Creating a non-discretionary immunity when prescribed criteria are met may better serve to assist in ensuring that corruption is exposed.
The Bill proposes to place an onerous obligation on persons who find themselves in a position of authority, as defined in PRECCA, to implement internal compliance programmes to ensure offences are detected and reported.
Again, although this is an excellent initiative, the Bill would be improved if the repercussions for non-compliance with the obligation to implement internal compliance programmes were set out in more detail. It would also be useful to have some guidance related to what would constitute an internal compliance programme – what specific measures would need to be put in place?
The Bill also seeks to introduce facilitation payments as an offence by including it in the definition of gratification. A facilitation payment is understood to entail paying a person to make them act in a specific way or to bring about an unfair or unlawful advantage.
Under PRECCA – only guilty individuals were fined for an offence under PRECCA. The Bill, however, seeks to introduce an element of corporate liability and the sentencing of a corporate body. The Bill also seeks to confer authority on Regional and Magistrate’s courts to sentence a perpetrator of an offence to both a fine and imprisonment. The Bill proposes introducing maximum fines payable for an offence under PRECCA; that is to say that a Regional Court may impose a fine not exceeding ZAR 50 million and a Magistrate’s Court may impose a fine not exceeding ZAR 10 million. The Bill also introduces guidelines that a court must take into account when imposing a fine on a corporate body. In this regard the fine must reflect the seriousness of the offence, the amount of the gratification paid, the benefit derived and the annual turnover of the corporate body.

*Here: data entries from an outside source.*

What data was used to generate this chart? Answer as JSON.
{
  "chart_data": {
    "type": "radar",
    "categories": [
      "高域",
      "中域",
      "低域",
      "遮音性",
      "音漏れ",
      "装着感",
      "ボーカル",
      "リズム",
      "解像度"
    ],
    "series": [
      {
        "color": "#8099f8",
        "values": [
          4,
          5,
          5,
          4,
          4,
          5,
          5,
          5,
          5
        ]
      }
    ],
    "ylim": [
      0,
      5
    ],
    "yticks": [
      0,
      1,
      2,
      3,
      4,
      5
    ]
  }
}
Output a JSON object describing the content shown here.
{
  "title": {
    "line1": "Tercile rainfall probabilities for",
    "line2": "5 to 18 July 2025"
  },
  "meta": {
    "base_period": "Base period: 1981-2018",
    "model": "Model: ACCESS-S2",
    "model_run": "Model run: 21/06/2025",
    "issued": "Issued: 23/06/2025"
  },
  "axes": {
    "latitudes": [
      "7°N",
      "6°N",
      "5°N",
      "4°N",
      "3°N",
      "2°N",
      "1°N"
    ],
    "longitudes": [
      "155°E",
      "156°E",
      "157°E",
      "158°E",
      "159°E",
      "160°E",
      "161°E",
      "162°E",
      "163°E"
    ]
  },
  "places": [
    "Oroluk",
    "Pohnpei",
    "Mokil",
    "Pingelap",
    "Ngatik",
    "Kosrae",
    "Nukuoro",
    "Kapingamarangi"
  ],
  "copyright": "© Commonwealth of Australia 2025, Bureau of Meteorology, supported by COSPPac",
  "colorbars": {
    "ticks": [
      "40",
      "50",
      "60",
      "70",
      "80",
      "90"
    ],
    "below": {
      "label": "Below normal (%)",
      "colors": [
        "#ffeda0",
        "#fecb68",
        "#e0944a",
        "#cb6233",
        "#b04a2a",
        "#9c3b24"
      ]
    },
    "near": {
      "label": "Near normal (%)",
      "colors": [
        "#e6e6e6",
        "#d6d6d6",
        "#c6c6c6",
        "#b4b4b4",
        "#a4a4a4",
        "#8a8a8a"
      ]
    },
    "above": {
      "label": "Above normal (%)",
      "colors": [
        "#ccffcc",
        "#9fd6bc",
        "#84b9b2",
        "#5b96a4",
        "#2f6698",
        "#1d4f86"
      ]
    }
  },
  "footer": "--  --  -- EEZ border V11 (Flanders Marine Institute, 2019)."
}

The Bill would be improved if it provided the High Court with authority to sanction both a fine and imprisonment for an offence under PRECCA. It may also be useful to provide a guideline on the weighting to be attached to each of the criteria listed for determining the appropriate fine on a corporate. The Bill also fails to define when a corporate entity will be held liable for an offence of corruption and not its agent. It would be useful if more clarity on this issue was provided.
The Bill also fails to define when a corporate entity will be held liable for an offence of corruption and not its agent. It would be useful if more clarity on this issue was provided.
The Bill also proposes to extend the territorial effect of PRECCA. It gives a court, in whose jurisdiction one/more elements of the crime [offence] have been committed, jurisdiction to try such an offence.
We will keep you updated on key developments in relation to the Bill.